La Federazione Italiana Giuoco Calcio ha ufficializzato la composizione del nuovo staff tecnico che affiancherà il commissario tecnico Roberto Mancini alla guida della Nazionale. La scelta formalizza un gruppo di lavoro che avrà il compito di guidare gli Azzurri nel prossimo ciclo di impegni internazionali, a cominciare dalla UEFA Nations League. La nuova squadra unisce figure di grande esperienza a volti nuovi, con l’obiettivo di creare un mix vincente per il futuro della selezione.
Uno dei ritorni più significativi è quello di Gabriele Oriali, che assumerà nuovamente l’incarico di team manager. Campione del mondo nel 1982, Oriali aveva già ricoperto questo ruolo sia durante la gestione di Antonio Conte sia nel precedente ciclo con lo stesso Mancini, garantendo continuità e un solido punto di riferimento per la squadra. La sua nomina segna la conclusione del suo rapporto di collaborazione con Conte.
Il ruolo di vice allenatore è stato affidato ad Alberto Bollini, una figura di grande prestigio all’interno della Federazione. Bollini ha guidato con successo la Nazionale Under 19 alla conquista del Campionato Europeo nel 2023 e ora porterà la sua vasta esperienza, in particolare nello sviluppo dei giovani talenti, al servizio della squadra maggiore come primo collaboratore del CT.
Lo staff tecnico si arricchirà anche della presenza di ex calciatori di spicco. Leonardo Bonucci, pilastro della difesa e protagonista della vittoria a Euro 2021, intraprenderà il suo percorso da allenatore come collaboratore tecnico. Al suo fianco ci sarà un altro ex attaccante, Massimo Maccarone, al suo debutto assoluto nello staff azzurro dopo aver già lavorato con Mancini in Qatar e maturato esperienze come assistente e allenatore in Serie C.

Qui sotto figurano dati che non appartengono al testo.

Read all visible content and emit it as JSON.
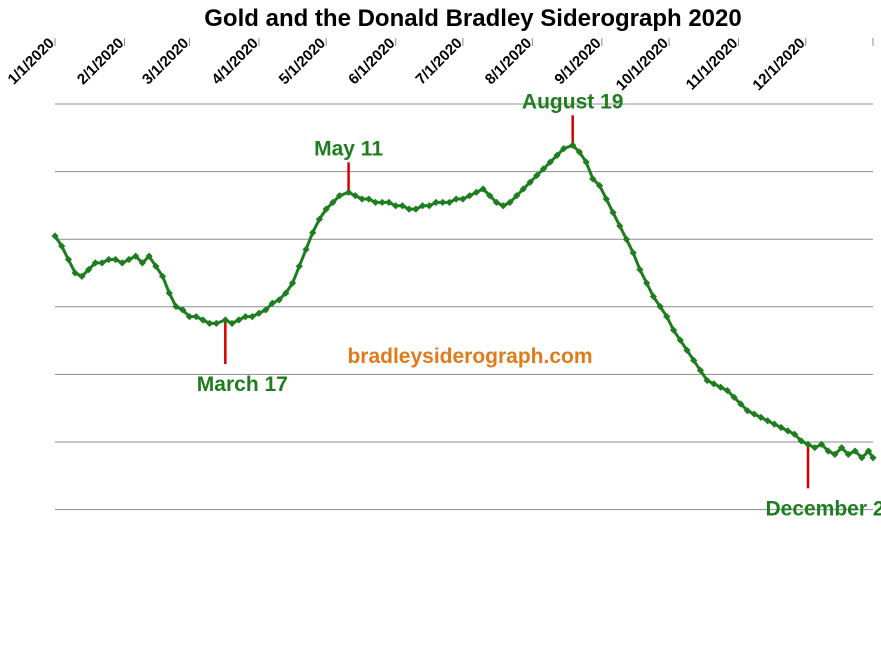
{
  "chart_data": {
    "type": "line",
    "title": "Gold and the Donald Bradley Siderograph 2020",
    "xlabel": "",
    "ylabel": "",
    "x_tick_labels": [
      "1/1/2020",
      "2/1/2020",
      "3/1/2020",
      "4/1/2020",
      "5/1/2020",
      "6/1/2020",
      "7/1/2020",
      "8/1/2020",
      "9/1/2020",
      "10/1/2020",
      "11/1/2020",
      "12/1/2020"
    ],
    "y_axis_labels_shown": false,
    "grid": "horizontal",
    "y_gridlines": 7,
    "line_color": "#1e7d1e",
    "marker": "diamond",
    "annotation_color": "#d40000",
    "annotation_text_color": "#1e7d1e",
    "watermark": "bradleysiderograph.com",
    "watermark_color": "#e07b19",
    "series": [
      {
        "x": [
          "2020-01-01",
          "2020-01-04",
          "2020-01-07",
          "2020-01-10",
          "2020-01-13",
          "2020-01-16",
          "2020-01-19",
          "2020-01-22",
          "2020-01-25",
          "2020-01-28",
          "2020-01-31",
          "2020-02-03",
          "2020-02-06",
          "2020-02-09",
          "2020-02-12",
          "2020-02-15",
          "2020-02-18",
          "2020-02-21",
          "2020-02-24",
          "2020-02-27",
          "2020-03-01",
          "2020-03-04",
          "2020-03-07",
          "2020-03-10",
          "2020-03-13",
          "2020-03-17",
          "2020-03-20",
          "2020-03-23",
          "2020-03-26",
          "2020-03-29",
          "2020-04-01",
          "2020-04-04",
          "2020-04-07",
          "2020-04-10",
          "2020-04-13",
          "2020-04-16",
          "2020-04-19",
          "2020-04-22",
          "2020-04-25",
          "2020-04-28",
          "2020-05-01",
          "2020-05-04",
          "2020-05-07",
          "2020-05-11",
          "2020-05-14",
          "2020-05-17",
          "2020-05-20",
          "2020-05-23",
          "2020-05-26",
          "2020-05-29",
          "2020-06-01",
          "2020-06-04",
          "2020-06-07",
          "2020-06-10",
          "2020-06-13",
          "2020-06-16",
          "2020-06-19",
          "2020-06-22",
          "2020-06-25",
          "2020-06-28",
          "2020-07-01",
          "2020-07-04",
          "2020-07-07",
          "2020-07-10",
          "2020-07-13",
          "2020-07-16",
          "2020-07-19",
          "2020-07-22",
          "2020-07-25",
          "2020-07-28",
          "2020-07-31",
          "2020-08-03",
          "2020-08-06",
          "2020-08-09",
          "2020-08-12",
          "2020-08-15",
          "2020-08-19",
          "2020-08-22",
          "2020-08-25",
          "2020-08-28",
          "2020-08-31",
          "2020-09-03",
          "2020-09-06",
          "2020-09-09",
          "2020-09-12",
          "2020-09-15",
          "2020-09-18",
          "2020-09-21",
          "2020-09-24",
          "2020-09-27",
          "2020-09-30",
          "2020-10-03",
          "2020-10-06",
          "2020-10-09",
          "2020-10-12",
          "2020-10-15",
          "2020-10-18",
          "2020-10-21",
          "2020-10-24",
          "2020-10-27",
          "2020-10-30",
          "2020-11-02",
          "2020-11-05",
          "2020-11-08",
          "2020-11-11",
          "2020-11-14",
          "2020-11-17",
          "2020-11-20",
          "2020-11-23",
          "2020-11-26",
          "2020-11-29",
          "2020-12-02",
          "2020-12-05",
          "2020-12-08",
          "2020-12-11",
          "2020-12-14",
          "2020-12-17",
          "2020-12-20",
          "2020-12-23",
          "2020-12-26",
          "2020-12-29",
          "2020-12-31"
        ],
        "values": [
          6.0,
          5.7,
          5.3,
          4.9,
          4.8,
          5.0,
          5.2,
          5.2,
          5.3,
          5.3,
          5.2,
          5.3,
          5.4,
          5.2,
          5.4,
          5.1,
          4.8,
          4.3,
          3.9,
          3.8,
          3.6,
          3.6,
          3.5,
          3.4,
          3.4,
          3.5,
          3.4,
          3.5,
          3.6,
          3.6,
          3.7,
          3.8,
          4.0,
          4.1,
          4.3,
          4.6,
          5.1,
          5.6,
          6.1,
          6.5,
          6.8,
          7.0,
          7.2,
          7.3,
          7.2,
          7.1,
          7.1,
          7.0,
          7.0,
          7.0,
          6.9,
          6.9,
          6.8,
          6.8,
          6.9,
          6.9,
          7.0,
          7.0,
          7.0,
          7.1,
          7.1,
          7.2,
          7.3,
          7.4,
          7.2,
          7.0,
          6.9,
          7.0,
          7.2,
          7.4,
          7.6,
          7.8,
          8.0,
          8.2,
          8.4,
          8.6,
          8.7,
          8.5,
          8.2,
          7.7,
          7.5,
          7.1,
          6.7,
          6.3,
          5.9,
          5.5,
          5.0,
          4.6,
          4.2,
          3.9,
          3.6,
          3.2,
          2.9,
          2.6,
          2.3,
          2.0,
          1.7,
          1.6,
          1.5,
          1.4,
          1.2,
          1.0,
          0.8,
          0.7,
          0.6,
          0.5,
          0.4,
          0.3,
          0.2,
          0.1,
          -0.1,
          -0.2,
          -0.3,
          -0.2,
          -0.4,
          -0.5,
          -0.3,
          -0.5,
          -0.4,
          -0.6,
          -0.4,
          -0.6
        ]
      }
    ],
    "annotations": [
      {
        "label": "March 17",
        "x": "2020-03-17",
        "position": "below"
      },
      {
        "label": "May 11",
        "x": "2020-05-11",
        "position": "above"
      },
      {
        "label": "August 19",
        "x": "2020-08-19",
        "position": "above"
      },
      {
        "label": "December 2",
        "x": "2020-12-02",
        "position": "below"
      }
    ]
  }
}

Anche Antonio Gagliardi tornerà a far parte del gruppo azzurro. Già match analyst durante la vittoriosa spedizione europea, Gagliardi è stato promosso a collaboratore tecnico a tutti gli effetti, forte delle competenze acquisite con club come Juventus e Parma e in contesti internazionali in Arabia Saudita e Iran. La sua evoluzione di carriera sottolinea l’attenzione verso l’innovazione tattica.
A completare la squadra ci sarà un team di specialisti dedicati. La preparazione dei portieri sarà curata da Roccati, con l’assistenza di Lupatelli. La condizione fisica degli atleti verrà invece gestita dai preparatori atletici Ceci e Montini. Il reparto di match analysis, fondamentale per lo studio degli avversari, sarà infine guidato da Baldi e Venturini, per assicurare un supporto tattico completo.

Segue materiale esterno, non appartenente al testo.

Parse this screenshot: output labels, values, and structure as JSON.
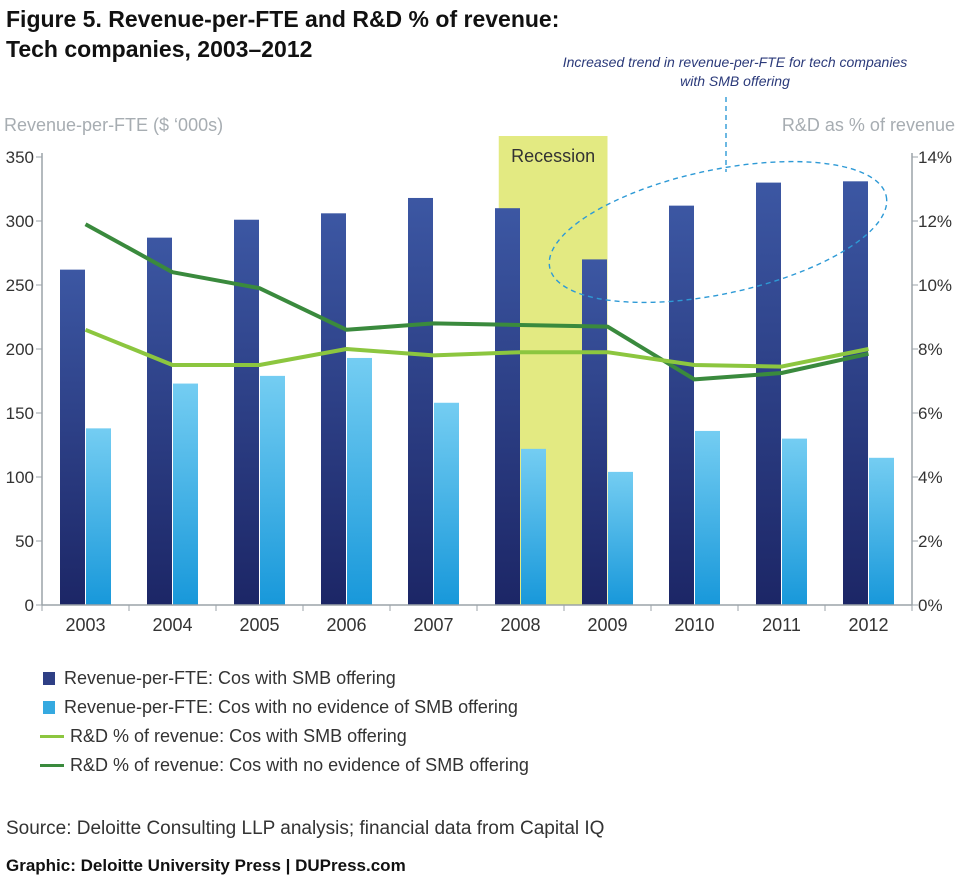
{
  "title_line1": "Figure 5. Revenue-per-FTE and R&D % of revenue:",
  "title_line2": "Tech companies, 2003–2012",
  "annotation": "Increased trend in revenue-per-FTE for tech companies with SMB offering",
  "source": "Source: Deloitte Consulting LLP analysis; financial data from Capital IQ",
  "credit": "Graphic: Deloitte University Press  |  DUPress.com",
  "colors": {
    "bar_smb": "#2e3f85",
    "bar_no_smb": "#35a9e0",
    "line_smb": "#8cc63f",
    "line_no_smb": "#3a8a3d",
    "recession": "#e3ea82",
    "annotation": "#2e9ad6"
  },
  "chart_data": {
    "type": "bar",
    "title": "Figure 5. Revenue-per-FTE and R&D % of revenue: Tech companies, 2003–2012",
    "categories": [
      "2003",
      "2004",
      "2005",
      "2006",
      "2007",
      "2008",
      "2009",
      "2010",
      "2011",
      "2012"
    ],
    "ylabel_left": "Revenue-per-FTE ($ ‘000s)",
    "ylabel_right": "R&D as % of revenue",
    "ylim_left": [
      0,
      350
    ],
    "yticks_left": [
      "0",
      "50",
      "100",
      "150",
      "200",
      "250",
      "300",
      "350"
    ],
    "ylim_right": [
      0,
      14
    ],
    "yticks_right": [
      "0%",
      "2%",
      "4%",
      "6%",
      "8%",
      "10%",
      "12%",
      "14%"
    ],
    "highlight": {
      "label": "Recession",
      "from": "2008",
      "to": "2009"
    },
    "series": [
      {
        "name": "Revenue-per-FTE: Cos with SMB offering",
        "kind": "bar",
        "axis": "left",
        "values": [
          262,
          287,
          301,
          306,
          318,
          310,
          270,
          312,
          330,
          331
        ]
      },
      {
        "name": "Revenue-per-FTE: Cos with no evidence of SMB offering",
        "kind": "bar",
        "axis": "left",
        "values": [
          138,
          173,
          179,
          193,
          158,
          122,
          104,
          136,
          130,
          115
        ]
      },
      {
        "name": "R&D % of revenue: Cos with SMB offering",
        "kind": "line",
        "axis": "right",
        "values": [
          8.6,
          7.5,
          7.5,
          8.0,
          7.8,
          7.9,
          7.9,
          7.5,
          7.45,
          8.0
        ]
      },
      {
        "name": "R&D % of revenue: Cos with no evidence of SMB offering",
        "kind": "line",
        "axis": "right",
        "values": [
          11.9,
          10.4,
          9.9,
          8.6,
          8.8,
          8.75,
          8.7,
          7.05,
          7.25,
          7.85
        ]
      }
    ]
  }
}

Il nuovo staff inizierà a lavorare a pieno regime a partire dal raduno di settembre. I primi banchi di prova saranno le sfide di UEFA Nations League contro Turchia, Francia e Belgio. La struttura rinnovata mira a fornire a Mancini tutti gli strumenti necessari per costruire una squadra competitiva e aprire un nuovo ciclo di successi.